New York just moved one very important step closer to common sense criminal justice reforms

 

“SHAUN KING: It’s hard to belieminorsve, but New York is only one of two states in the nation that automatically charges all 16-year-olds as adults for all crimes. The other state, North Carolina, makes sense. They’ve become almost like the Mississippi of our generation, but New York? That 48 other states have figured this out before we have is both preposterous and embarrassing.

Thankfully, the State of New York just moved one very essential step closer to raising the age of adult criminal responsibility for crimes from 16 to 18 — so that young teens who are charged with a crime will finally be treated like the young people that they are.

On Tuesday, the New York State Assembly voted and approved Assembly Bill 4876, also known as the “Raise the Age” bill. It’s already been wholeheartedly endorsed by Gov. Cuomo, who has committed to signing it into law the moment it crosses his desk and committed $110 million in the state budget to implement the reform. That’s the good news. Two out of three hurdles have been crossed. The state Assembly passed it, the Governor supports it, but now the state Senate must approve the bill.

That would seem easy, since Democrats actually control the state Senate by a slim margin, but a small group of Democrats are currently siding with Republicans and giving Republicans control of the Senate. Yeah, really.

But here’s the thing — this is not a partisan bill. This is not a Democratic or Republican reform. This bill that passed is not radical. For activists who’ve fought for this reform, it doesn’t go far enough. Raising the starting age of criminal prosecution, with exceptions for the most serious violent felonies, is a common sense reform that will put New York in line with the rest of the country.

At a time where it seems like Democrats and Republicans pretty much can’t agree on anything at all, this is not the type of bill that politicians need to play games with. The lives and futures of kids throughout the state are at stake and the implementation of this bill will begin as soon as it is passed and becomes law.

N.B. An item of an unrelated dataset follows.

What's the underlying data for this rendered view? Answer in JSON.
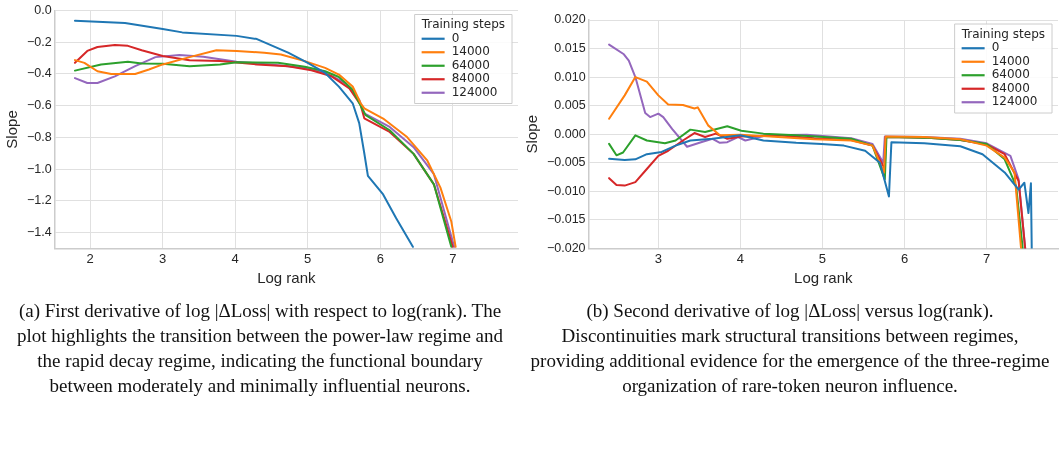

Listen, I understand that politics is all about negotiating and deal-making, but this bill is about the most basic civil and human rights of New York’s teenagers. That a 16-year-old kid who steals a candy bar or spray paints an abandoned building is automatically charged, tried, and sentenced as an adult in New York is beyond comprehension. They can’t legally vote. They can’t fight in the military. But somehow our state has determined that our teenagers can and should pay an adult price for every single mistake they make while having virtually none of the rights as adults that we all enjoy. Again, this is just preposterous.

A 16-year-old is not an adult. My oldest daughter, who is a junior in high school, is now 17-years-old. She is not an adult. Beyond the fact that she cannot legally vote, serve in the military, get a credit card or sign a contract on her own, she’s just not mature enough yet to be on her own. We’re just now getting to the point where we’re giving her a few adult responsibilities. She’s not a baby, but she’s also not a woman. She’s simply not an adult.

Here’s the thing — South Carolina passed this law with unanimous support in their legislature. Their Republican Governor, Nikki Haley, signed it into law last year. Other conservative southern states did the same thing. So what in the hell is taking New York so long to make this reform happen? It’s overdue. Raising the age has widespread support locally and with every day this bill is not law, teenagers throughout our state languish in adult jails.

In addition to voting to raise the age, “the Assembly has introduced Assembly Bill 2480, which would alter the current practices in which defendants ages 16 through 18 are considered for Youthful Offender status. This would ensure that a young person does not acquire a criminal record and a label that would otherwise stay with them throughout their life. If we want them to be productive members of our communities, we must remove these needless roadblocks,” said State Assembly Speaker Carl Heastie.

He continued, “the Assembly also introduced Assembly Bill 1907, which would prohibit the placement of inmates under the age of 18 in solitary confinement.”

It’s time for the state Senate to step up. That it has taken people fighting and marching and protesting for years to get us to this point is perplexing. New York is better than this. Let’s get this done and move on to other meaningful reforms that our state needs to address.”